The Tories cut the PromArt funding stream, which subsidizes international promotional tours of Canadian artists, with one spokesman saying the groups getting the money were not ones the government believes should be representing Canada.
The prime minister's press secretary, Kory Ten-nike, said "the [funding] choices made were inappropriate … because they were ideological in some cases, or the money was going to fringe arts groups that, in many cases, would be at best, unrepresentative, and at worst, offensive."
Among the examples cited by Anne Howland, a spokesperson for Foreign Affairs Minister David Emerson — the Toronto indie band Holy F---, which got money in 2007 to help with a tour of the U.K.
Bass player Matt McQuaid said it's "silly" for the Tories to lay the blame on the band.
"I guess more than anything it's a little bit annoying that we've been made the scapegoat when you consider how much money we receive relative to the budget for the entire program," McQuaid said.
The program costs about $4.7 million a year and supports hundreds of different arts groups, from ballet and theatre companies performing overseas to author readings out of country.
"I think our funding comes in at something less than 0.1 per cent of the whole program," McQuaid told the Q cultural affairs show on Tuesday.
"So all of these other larger groups who need money more than we do to travel abroad — like ballet and symphonies — we become the scapegoat for the cutting in their funding."
Nontheless, Holy F--- is on a tour of Germany right now, paying their own way as they have been able to all year — because their growing popularity and an album deal with a record label in the U.K.
McQuaid says he realizes the band's name makes it an easy target, but still shouldn't be held up as an example of a way Canadians would not want their money spent.
He can't understand the arguments being made by supporters of the cuts that arts groups who need support are not "mainstream" enough.
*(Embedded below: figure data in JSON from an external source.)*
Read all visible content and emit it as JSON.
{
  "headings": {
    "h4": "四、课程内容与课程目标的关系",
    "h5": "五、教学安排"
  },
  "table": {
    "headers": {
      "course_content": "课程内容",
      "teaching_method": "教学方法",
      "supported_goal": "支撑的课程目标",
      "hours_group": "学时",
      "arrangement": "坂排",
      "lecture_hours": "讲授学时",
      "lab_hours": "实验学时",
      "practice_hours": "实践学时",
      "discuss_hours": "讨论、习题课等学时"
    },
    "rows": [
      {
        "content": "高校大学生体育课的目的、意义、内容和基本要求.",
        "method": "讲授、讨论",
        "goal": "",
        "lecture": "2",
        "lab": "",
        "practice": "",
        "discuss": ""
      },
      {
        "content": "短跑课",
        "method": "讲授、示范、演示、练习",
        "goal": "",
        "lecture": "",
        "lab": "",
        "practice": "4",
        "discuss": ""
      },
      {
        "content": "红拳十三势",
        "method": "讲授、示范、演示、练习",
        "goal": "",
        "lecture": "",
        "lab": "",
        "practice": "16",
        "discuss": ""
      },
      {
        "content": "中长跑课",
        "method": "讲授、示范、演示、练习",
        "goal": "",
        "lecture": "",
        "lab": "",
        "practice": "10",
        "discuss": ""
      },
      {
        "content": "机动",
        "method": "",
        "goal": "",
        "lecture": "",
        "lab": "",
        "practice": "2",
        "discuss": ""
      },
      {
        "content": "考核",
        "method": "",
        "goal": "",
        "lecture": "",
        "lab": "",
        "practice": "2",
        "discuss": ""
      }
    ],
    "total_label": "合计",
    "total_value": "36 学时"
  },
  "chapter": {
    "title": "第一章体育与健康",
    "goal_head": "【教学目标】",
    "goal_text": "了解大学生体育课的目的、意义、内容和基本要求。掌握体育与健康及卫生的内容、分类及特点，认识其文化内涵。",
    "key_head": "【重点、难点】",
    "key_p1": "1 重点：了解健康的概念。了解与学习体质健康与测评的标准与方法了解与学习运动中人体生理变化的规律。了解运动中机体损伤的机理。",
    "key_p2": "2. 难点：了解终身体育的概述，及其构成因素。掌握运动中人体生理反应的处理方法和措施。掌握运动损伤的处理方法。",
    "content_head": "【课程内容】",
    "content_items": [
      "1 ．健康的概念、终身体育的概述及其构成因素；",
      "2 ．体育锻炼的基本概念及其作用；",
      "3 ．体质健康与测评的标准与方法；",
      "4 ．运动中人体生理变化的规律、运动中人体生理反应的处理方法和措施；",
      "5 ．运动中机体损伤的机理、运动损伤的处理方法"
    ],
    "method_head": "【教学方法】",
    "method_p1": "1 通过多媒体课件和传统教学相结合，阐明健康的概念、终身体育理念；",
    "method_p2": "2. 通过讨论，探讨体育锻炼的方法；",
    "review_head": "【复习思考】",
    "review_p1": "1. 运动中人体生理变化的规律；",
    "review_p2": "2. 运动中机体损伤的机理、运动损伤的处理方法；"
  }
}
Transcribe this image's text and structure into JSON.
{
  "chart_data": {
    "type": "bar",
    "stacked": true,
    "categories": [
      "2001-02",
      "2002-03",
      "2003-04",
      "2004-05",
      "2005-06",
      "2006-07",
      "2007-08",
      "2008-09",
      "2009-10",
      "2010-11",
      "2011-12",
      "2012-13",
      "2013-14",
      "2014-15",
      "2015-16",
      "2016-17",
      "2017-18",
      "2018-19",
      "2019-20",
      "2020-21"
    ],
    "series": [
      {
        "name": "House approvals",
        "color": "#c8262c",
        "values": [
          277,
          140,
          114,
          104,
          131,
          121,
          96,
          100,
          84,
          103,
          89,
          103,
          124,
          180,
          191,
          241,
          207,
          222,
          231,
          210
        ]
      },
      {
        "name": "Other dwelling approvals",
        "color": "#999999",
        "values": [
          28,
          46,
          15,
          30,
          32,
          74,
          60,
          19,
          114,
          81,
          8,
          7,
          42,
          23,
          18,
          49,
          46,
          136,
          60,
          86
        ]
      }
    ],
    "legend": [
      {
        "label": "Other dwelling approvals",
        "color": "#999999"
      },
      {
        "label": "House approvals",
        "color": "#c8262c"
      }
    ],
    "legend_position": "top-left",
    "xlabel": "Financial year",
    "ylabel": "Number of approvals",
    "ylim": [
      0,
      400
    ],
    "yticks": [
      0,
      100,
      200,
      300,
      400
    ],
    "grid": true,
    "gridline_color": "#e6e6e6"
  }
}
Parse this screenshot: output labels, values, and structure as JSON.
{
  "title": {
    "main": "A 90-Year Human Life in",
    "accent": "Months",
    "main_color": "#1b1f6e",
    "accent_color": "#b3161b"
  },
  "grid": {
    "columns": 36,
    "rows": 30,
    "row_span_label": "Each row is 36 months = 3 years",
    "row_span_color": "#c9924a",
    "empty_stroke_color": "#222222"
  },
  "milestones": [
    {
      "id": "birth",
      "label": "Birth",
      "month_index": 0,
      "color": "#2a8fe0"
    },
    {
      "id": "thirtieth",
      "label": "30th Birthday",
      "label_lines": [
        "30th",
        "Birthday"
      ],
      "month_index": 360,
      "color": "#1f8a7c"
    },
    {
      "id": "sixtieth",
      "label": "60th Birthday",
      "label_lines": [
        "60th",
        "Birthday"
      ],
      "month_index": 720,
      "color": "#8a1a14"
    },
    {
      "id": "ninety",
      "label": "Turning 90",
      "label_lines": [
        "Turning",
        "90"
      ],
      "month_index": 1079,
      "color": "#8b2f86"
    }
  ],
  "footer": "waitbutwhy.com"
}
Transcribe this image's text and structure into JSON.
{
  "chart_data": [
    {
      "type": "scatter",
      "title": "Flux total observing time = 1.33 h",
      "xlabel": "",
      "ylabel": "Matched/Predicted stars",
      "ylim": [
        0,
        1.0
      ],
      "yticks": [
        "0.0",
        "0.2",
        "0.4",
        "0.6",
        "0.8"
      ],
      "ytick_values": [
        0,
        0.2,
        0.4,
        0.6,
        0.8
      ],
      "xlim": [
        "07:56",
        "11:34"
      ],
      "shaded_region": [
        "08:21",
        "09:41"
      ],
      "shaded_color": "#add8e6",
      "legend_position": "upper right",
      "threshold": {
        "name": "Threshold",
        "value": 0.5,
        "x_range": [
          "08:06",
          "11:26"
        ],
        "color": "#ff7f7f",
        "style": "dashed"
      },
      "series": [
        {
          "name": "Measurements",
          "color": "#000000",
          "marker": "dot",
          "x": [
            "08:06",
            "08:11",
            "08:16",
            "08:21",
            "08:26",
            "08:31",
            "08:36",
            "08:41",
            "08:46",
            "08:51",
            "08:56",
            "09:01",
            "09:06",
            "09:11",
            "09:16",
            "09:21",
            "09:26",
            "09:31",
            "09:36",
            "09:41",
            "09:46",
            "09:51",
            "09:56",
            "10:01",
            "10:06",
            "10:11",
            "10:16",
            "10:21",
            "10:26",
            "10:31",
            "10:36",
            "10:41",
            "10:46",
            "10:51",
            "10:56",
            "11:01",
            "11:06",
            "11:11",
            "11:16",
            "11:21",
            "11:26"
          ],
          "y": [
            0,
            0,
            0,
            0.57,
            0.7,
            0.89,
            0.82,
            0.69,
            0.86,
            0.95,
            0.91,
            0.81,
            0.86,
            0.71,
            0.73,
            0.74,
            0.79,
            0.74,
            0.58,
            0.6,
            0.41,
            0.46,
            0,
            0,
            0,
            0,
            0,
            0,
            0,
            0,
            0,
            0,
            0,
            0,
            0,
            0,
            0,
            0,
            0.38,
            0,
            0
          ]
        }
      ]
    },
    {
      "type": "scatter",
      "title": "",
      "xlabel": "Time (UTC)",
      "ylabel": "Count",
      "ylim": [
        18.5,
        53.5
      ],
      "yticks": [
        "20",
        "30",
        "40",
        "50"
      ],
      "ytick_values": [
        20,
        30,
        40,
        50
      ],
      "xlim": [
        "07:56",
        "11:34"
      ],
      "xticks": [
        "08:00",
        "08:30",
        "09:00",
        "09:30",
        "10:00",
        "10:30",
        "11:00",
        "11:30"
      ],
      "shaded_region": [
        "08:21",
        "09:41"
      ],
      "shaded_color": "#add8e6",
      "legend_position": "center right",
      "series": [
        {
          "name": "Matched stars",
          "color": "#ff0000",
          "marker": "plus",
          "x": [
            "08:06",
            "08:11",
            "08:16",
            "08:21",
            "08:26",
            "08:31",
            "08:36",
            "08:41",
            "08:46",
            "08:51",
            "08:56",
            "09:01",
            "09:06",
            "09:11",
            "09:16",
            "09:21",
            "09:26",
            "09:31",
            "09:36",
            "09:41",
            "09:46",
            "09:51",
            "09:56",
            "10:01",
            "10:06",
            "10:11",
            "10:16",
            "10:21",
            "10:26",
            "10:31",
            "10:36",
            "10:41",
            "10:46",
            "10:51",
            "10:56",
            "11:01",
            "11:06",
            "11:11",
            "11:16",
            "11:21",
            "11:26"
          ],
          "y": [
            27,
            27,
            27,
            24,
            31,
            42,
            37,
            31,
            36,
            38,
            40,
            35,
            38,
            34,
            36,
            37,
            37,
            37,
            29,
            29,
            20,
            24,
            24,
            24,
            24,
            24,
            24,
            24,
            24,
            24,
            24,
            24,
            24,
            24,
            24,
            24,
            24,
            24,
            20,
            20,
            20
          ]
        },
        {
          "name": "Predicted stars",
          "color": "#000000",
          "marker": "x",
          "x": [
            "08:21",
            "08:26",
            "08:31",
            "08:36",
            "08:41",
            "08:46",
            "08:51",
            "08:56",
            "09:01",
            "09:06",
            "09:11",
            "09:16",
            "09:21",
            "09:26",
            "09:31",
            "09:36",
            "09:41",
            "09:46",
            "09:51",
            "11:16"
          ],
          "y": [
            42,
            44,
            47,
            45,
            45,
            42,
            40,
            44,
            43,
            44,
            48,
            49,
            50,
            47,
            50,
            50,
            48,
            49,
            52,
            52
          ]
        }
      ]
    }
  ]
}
The band was shortlisted this year for the $20,000 Polaris prize.
"We've been nominated for a Juno award — that's as mainstream as you get for popular music in Canada," he said, pointing out that the band's videos appear on MTV and MuchMusic. "That argument falls flat in our case and from what I've read … for a lot of other people as well."
But he says other musicians and ballet troupes and authors and filmmakers sometimes need help to start out.
"All the funding programs, including FACTOR and the Canada Council and they just help to bolster Canadian artists as they're achieving their goals — whether it be music or whatever they do. A lot of times people are doing things that are valuable and meaningful but not necessarily commercially viable."
The PromArt program will wind down by March 31, 2009. A second program, the $9-million Trade Routes program, which helps promote cultural exports abroad, also is to be cut.